Isaías 30:11
Dejad el camino, apartaos de la senda, haced cesar de nuestra presencia al Santo de Israel.
Referencia cruzada
Isaías 30:15 registra la oferta de salvación de Dios mediante el reposo, pero ellos no quisieron — explica por qué dicen 'no oigamos más' en el versículo anterior.
Isaías 1:4 usa la misma frase 'Santo de Israel' para describir la rebelión de Israel — lo han despreciado, igual que aquí quieren dejar de oír de Él.
Isaías 37:23 acusa al rey asirio de injuriar al Santo de Israel — el mismo título y rechazo visto aquí entre el propio pueblo de Dios.
Isaías 5:19 muestra el mismo espíritu rebelde — burlándose del Santo de Israel al exigir que actúe, mientras aquí quieren silenciar hablar de Él.
Isaías 43:15 afirma a Dios como el Santo, Creador y Rey — contrastando con el rechazo de Su señorío aquí.
Isaías 43:3 declara a Dios como el Santo de Israel que salva — en contraste con el pueblo que no quiere más de Él.
Isaías 29:21 describe apartar al justo — similar a la orden aquí de apartarse del camino de Dios.
En Efesios 4:18, los corazones endurecidos causan alienación de Dios — similar a apartarse deliberadamente del Santo.
En Romanos 8:7, la mente carnal es enemiga de Dios y no se sujeta — exactamente la hostilidad mostrada en Isaías.
En Romanos 1:28, la gente se negó a reconocer a Dios — paralelo directo a la demanda de dejar de oír sobre el Santo.
En Juan 15:24, vieron las obras de Jesús y aun así odiaron a Él y al Padre — rechazo similar pese a la evidencia clara.
En Juan 15:23, odiar a Jesús es odiar al Padre — reflejando el rechazo al Santo de Israel.
En Amós 7:13, Amasías dice a Amós que deje de profetizar en Bet-el — paralelo directo a la demanda de no oír más al Santo.
Daniel 9:6 confiesa que no escucharon a los profetas, la misma negativa a oír el mensaje de Dios que se ve en este versículo.
En 1 Juan 4:5, el mundo escucha a los falsos profetas que hablan del mundo, exactamente por eso la multitud de Isaías no quería oír más al Santo.
En Miqueas 2:11, el pueblo quiere un profeta que predique vino y licor, el mismo deseo de oír solo palabras agradables que excluye al Santo.
Romanos 16:18 describe a falsos maestros que sirven a sus propios apetitos con palabras suaves, exactamente el tipo de predicador que el pueblo de Isaías acogería tras rechazar al Santo.
En Éxodo 15:11, se alaba la santidad majestuosa de Dios — fuerte contraste con el rechazo al Santo.
Salmos 71:22 alaba al Santo de Israel con arpa — contrastando con el pueblo de Isaías que quiere dejar de oír de Él.

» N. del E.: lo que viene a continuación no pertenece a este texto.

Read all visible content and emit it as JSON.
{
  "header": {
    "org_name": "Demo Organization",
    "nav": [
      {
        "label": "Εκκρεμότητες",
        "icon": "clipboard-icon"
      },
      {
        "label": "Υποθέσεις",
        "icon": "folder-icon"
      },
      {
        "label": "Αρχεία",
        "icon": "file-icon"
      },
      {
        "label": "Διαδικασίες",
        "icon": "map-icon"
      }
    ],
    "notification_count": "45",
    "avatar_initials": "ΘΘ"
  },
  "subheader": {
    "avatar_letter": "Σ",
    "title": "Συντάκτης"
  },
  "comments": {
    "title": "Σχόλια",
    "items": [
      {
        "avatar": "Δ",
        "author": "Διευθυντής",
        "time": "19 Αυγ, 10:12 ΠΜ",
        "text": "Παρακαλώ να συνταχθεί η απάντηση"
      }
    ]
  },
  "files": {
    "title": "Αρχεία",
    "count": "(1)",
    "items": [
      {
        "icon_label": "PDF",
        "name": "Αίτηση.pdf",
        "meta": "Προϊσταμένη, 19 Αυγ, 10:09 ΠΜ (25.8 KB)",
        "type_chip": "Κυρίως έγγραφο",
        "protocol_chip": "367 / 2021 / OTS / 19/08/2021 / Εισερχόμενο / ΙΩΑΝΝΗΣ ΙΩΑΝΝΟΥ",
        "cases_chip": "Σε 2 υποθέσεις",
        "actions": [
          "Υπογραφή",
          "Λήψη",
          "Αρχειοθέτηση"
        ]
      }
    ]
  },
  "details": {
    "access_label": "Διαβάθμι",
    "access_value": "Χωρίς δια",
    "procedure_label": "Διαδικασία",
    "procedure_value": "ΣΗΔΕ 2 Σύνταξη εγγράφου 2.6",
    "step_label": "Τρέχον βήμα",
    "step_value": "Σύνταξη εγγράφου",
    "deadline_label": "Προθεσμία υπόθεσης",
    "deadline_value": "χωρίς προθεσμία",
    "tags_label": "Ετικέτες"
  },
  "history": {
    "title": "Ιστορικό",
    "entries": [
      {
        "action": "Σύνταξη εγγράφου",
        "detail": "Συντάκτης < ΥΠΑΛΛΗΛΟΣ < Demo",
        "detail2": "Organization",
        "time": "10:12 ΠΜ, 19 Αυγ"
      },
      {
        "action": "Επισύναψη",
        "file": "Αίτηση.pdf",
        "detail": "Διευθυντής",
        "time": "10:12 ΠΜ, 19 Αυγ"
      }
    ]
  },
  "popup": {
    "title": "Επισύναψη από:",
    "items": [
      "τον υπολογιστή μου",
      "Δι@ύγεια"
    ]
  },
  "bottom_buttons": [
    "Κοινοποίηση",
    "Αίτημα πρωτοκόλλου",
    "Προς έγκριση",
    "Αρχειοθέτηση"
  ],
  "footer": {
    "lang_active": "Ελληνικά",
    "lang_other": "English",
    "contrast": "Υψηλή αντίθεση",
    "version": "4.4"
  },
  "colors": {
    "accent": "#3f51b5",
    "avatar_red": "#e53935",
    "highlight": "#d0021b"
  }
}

Job 22:17 cita a los impíos diciendo '¡Apártate de nosotros!' — casi idéntico al mandato de Isaías de apartarse del camino.
Job 21:15 cita a los impíos preguntando '¿Qué es el Todopoderoso?' — eco del mismo desprecio por la relevancia de Dios que en Isaías.
Job 6:10 declara que Job no ha negado las palabras del Santo — contraste directo con quienes en Isaías se niegan a oír de Él.
En 2 Crónicas 25:16, el rey Amasías silencia a un profeta diciendo '¡Detente!' — reflejando la demanda de no oír más sobre el Santo.
En Levítico 20:26, Dios llama a Israel a ser santo porque Él es santo — opuesto a la demanda de dejar de oír de Él.
2 Reyes 19:22 reprende a Senaquerib por blasfemar al 'Santo de Israel' — el mismo título rechazado en Isaías, mostrando oposición a Dios.
Jeremías 14:14 expone a los falsos profetas que hablan mentiras, un contexto donde el pueblo rechaza la palabra verdadera, similar a esta actitud.
Jeremías 5:31 describe cómo el pueblo ama la profecía falsa, en paralelo a su deseo de dejar de oír al verdadero Santo.
Salmos 89:18 llama a Dios el Santo de Israel, nuestro escudo y rey — oponiéndose al rechazo de ese mismo título en Isaías.
En Malaquías 2:8, los sacerdotes 'se apartan del camino', la misma frase que el pueblo usa en Isaías para rechazar la senda de Dios, ahora aplicada a la corrupción de los líderes.
En Romanos 1:30, se menciona 'aborrecedores de Dios' — la misma actitud de quienes no quieren más hablar del Santo.
En 1 Reyes 22:13, el mensajero insta a Micaías a hablar favorablemente como los otros profetas — paralelo al deseo de silenciar la verdad incómoda sobre Dios.